The Philly item is the web presence of the U. Penn. non-student NPR-affiliated "alternate" rock (and some folk) station WXPN. Temple U's station splits a rather dull classical library with a somewhat better set of jazz programs, and has also affiliated with NPR (they were the Pacifica affiliate, but dropped Pacifica when Pacifica news wouldn't drop Mumia Abu-Jamal). Drexel, Princeton, and some of the sububurban Philly colleges and unis have "real" college stations, with WHYY (licensed for Delaware and Philly--for a long time, WHYY was Delaware's only tv station) being the big NPR chat/news station.

Iren said...

Young Men and Music: I think that is largely and American culture thing, girls are socialized and pressured to follow pop acts like the rest of their cohort much more than boys are here.

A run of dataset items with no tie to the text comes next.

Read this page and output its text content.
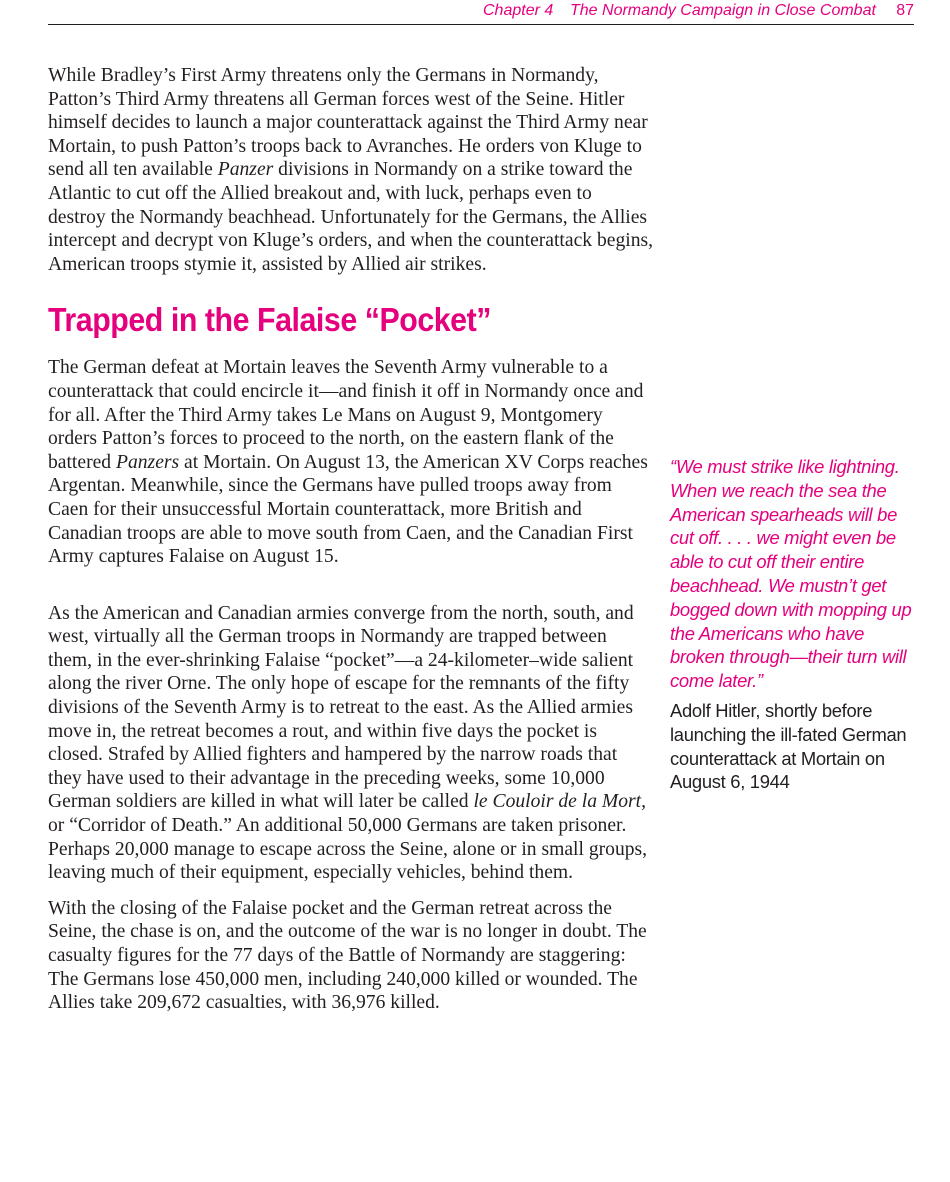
Chapter 4 The Normandy Campaign in Close Combat 87

While Bradley’s First Army threatens only the Germans in Normandy, Patton’s Third Army threatens all German forces west of the Seine. Hitler himself decides to launch a major counterattack against the Third Army near Mortain, to push Patton’s troops back to Avranches. He orders von Kluge to send all ten available Panzer divisions in Normandy on a strike toward the Atlantic to cut off the Allied breakout and, with luck, perhaps even to destroy the Normandy beachhead. Unfortunately for the Germans, the Allies intercept and decrypt von Kluge’s orders, and when the counterattack begins, American troops stymie it, assisted by Allied air strikes.

Trapped in the Falaise “Pocket”

The German defeat at Mortain leaves the Seventh Army vulnerable to a counterattack that could encircle it—and finish it off in Normandy once and for all. After the Third Army takes Le Mans on August 9, Montgomery orders Patton’s forces to proceed to the north, on the eastern flank of the battered Panzers at Mortain. On August 13, the American XV Corps reaches Argentan. Meanwhile, since the Germans have pulled troops away from Caen for their unsuccessful Mortain counterattack, more British and Canadian troops are able to move south from Caen, and the Canadian First Army captures Falaise on August 15.

As the American and Canadian armies converge from the north, south, and west, virtually all the German troops in Normandy are trapped between them, in the ever-shrinking Falaise “pocket”—a 24-kilometer–wide salient along the river Orne. The only hope of escape for the remnants of the fifty divisions of the Seventh Army is to retreat to the east. As the Allied armies move in, the retreat becomes a rout, and within five days the pocket is closed. Strafed by Allied fighters and hampered by the narrow roads that they have used to their advantage in the preceding weeks, some 10,000 German soldiers are killed in what will later be called le Couloir de la Mort, or “Corridor of Death.” An additional 50,000 Germans are taken prisoner. Perhaps 20,000 manage to escape across the Seine, alone or in small groups, leaving much of their equipment, especially vehicles, behind them.

With the closing of the Falaise pocket and the German retreat across the Seine, the chase is on, and the outcome of the war is no longer in doubt. The casualty figures for the 77 days of the Battle of Normandy are staggering: The Germans lose 450,000 men, including 240,000 killed or wounded. The Allies take 209,672 casualties, with 36,976 killed.

“We must strike like lightning. When we reach the sea the American spearheads will be cut off. . . . we might even be able to cut off their entire beachhead. We mustn’t get bogged down with mopping up the Americans who have broken through—their turn will come later.”

Adolf Hitler, shortly before launching the ill-fated German counterattack at Mortain on August 6, 1944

Radio in SE-MI- Since the Telecom act of 1996 radio in the USA has been a wasteland. College radio in the area is pretty hit and miss, The University of Michigan station WCBN has some good shows, but too often it is a blues or jazz fan playing music for others on the same wave length, or college kids playing the most unlistenable music they can find to alienate listeners. Stations from Canada can be picked up here, but they are almost as bad as the US stations.

One of the best music stations out there is The Current from NPR, and Minneapolis based station that plays a lot of underground stuff. I can't say that I was it's biggest fan when I lived in the area, but I like it's model and wish that NPR could launch more stations like it in big markets around the country.

Barbara Martin said...

I listen to mostly classical music now on a local radio station. Whenever a new artist has a CD out I go and see what they have recorded. As I love opera I like to listen to various artists on the different pieces.

Anonymous said...

Way back when it was CIRCUS, CREEM, Rolling Stone, WRIF, Rock A Rolla Records [store] and whatever my neighbors college aged sister brought back from Ann Arbor.

John McAuley

the walking man said...

There was a mail order catalog, don't remember the name of it, but I know it is from there I found Pete Seeger, Josh White, Howlin' Wolf. Classical music I got from my father, he had an extensive collection of 78's.

Todd Mason said...

Ambulatory Guy--might that've been the Folkways Records catalog?

Ray said...

When I was young it was the BBC and Radio Luxembourg. Then along came the pirates like Radio Caroline.
Nowadays it is via the kids. Though my liking for Lordi came about because they won the Eurovision song contest for Finland.
My CD collection runs through classical to heavy metal.